Eye For Film >> Movies >> Remembering Every Night (2022) Film Review
Remembering Every Night
Reviewed by: Anne-Katrin Titze
Yui Kiyohara’s Remembering Every Night (Subete No Yoru Wo Omoidasu, a 2023 New Directors/New Films highlight) shot by Yukiko Iioka (cinematographer of the Silver Bear Grand Jury Prize winner, Ryûsuke Hamaguchi’s Wheel Of Fortune And Fantasy at the 71st Berlin International Film Festival) stars Kumi Hyodo, Minami Ohba, and Ai Mikami with Guama Uchida, Shintaro Yuya, Mizuho Nojima, and Tadashi Okuno (star of Abbas Kiarostami’s Like Someone In Love).

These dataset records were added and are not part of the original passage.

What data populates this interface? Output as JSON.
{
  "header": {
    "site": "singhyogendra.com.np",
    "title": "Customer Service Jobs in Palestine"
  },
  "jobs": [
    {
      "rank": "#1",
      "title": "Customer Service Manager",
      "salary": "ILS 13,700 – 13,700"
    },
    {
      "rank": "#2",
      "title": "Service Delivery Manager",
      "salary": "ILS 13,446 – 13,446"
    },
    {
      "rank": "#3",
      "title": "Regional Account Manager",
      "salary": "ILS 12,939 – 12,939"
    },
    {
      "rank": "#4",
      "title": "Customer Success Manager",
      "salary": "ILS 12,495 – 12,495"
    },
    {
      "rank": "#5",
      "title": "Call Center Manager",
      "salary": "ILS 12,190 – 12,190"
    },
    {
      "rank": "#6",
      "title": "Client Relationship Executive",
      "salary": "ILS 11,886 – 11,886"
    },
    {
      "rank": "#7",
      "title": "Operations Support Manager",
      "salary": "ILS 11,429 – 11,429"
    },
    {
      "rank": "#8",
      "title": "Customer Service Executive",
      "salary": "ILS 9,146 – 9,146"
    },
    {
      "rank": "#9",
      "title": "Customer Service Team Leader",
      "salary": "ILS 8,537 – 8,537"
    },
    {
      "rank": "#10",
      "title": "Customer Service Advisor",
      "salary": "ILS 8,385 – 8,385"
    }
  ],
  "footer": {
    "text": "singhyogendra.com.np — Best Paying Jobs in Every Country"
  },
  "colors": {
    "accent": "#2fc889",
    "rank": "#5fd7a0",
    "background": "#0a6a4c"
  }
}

“It’s missing a key” is the first sentence spoken by one of the musicians whose compositions will accompany Kiyohara’s beautifully memorable Remembering Every Night. Tama New Town, a housing complex built in 1971 as a Tokyo satellite city, is where the film lets us stroll around and bike with its three female protagonists. Via these movements and the caring gaze the ordinary becomes extraordinary.
Chizu (Kumi Hyodo) is 44 and recently lost her job as a kimono dresser. This day in May when the action of the film takes place is her birthday. She spends it by going to the employment office and then rambling on to find the address of a friend who had sent her a postcard to visit her new home quite a while ago. She encounters kids who lost their shuttlecock in a tree and crosses paths, but doesn’t speak to, the other two protagonists of the film.
Sanae (Minami Ohba) at age 33 is a gas meter reader, who is gifted mandarins by a woman who tells her about the history of Tama New Town and the fact that women in the past had organized a vibrant community there to bring up their children in harmony and togetherness. Sanae subsequently is the one who accompanies an older gentleman, Mr. Takada (Tadashi Okuno), whose dementia makes him go back to a place where he doesn’t live anymore, to safety.
The third protagonist is Natsu (Ai Mikami), a student of 22, who lost a dear friend precisely a year ago. We first see her dancing in the park, while Chizo, from a distance mimics her movements. Together with a girlfriend (Guama Uchida), Natsu visits an exhibition on the Jōmon era, Japan’s Neolithic period and later that night, lights sparklers to celebrate the memory of their school friend, whose last photos were being developed by the boyfriend of Sanae, protagonist # 2.
The overlaps don’t feel forced between the three women and us, rather they are organic extensions of the place and what it could have been, which is actually one of the themes of the movie. Memories connect and even if they are not ours, they can make us understand something urgently human. A montage of toddler birthday party footage, packed with strawberry and cream cakes and baumkuchen with candles, is a reminder of a joy most of us started out with.
Maybe because while Sanae speaks about her memories with a stray cat and we see an old toy of a bus, I suddenly thought about Hayao Miyazaki’s enchanted 1988 animation My Neighbour Totoro and its spectacular cat bus, which seems to always transport to the right place at the right time.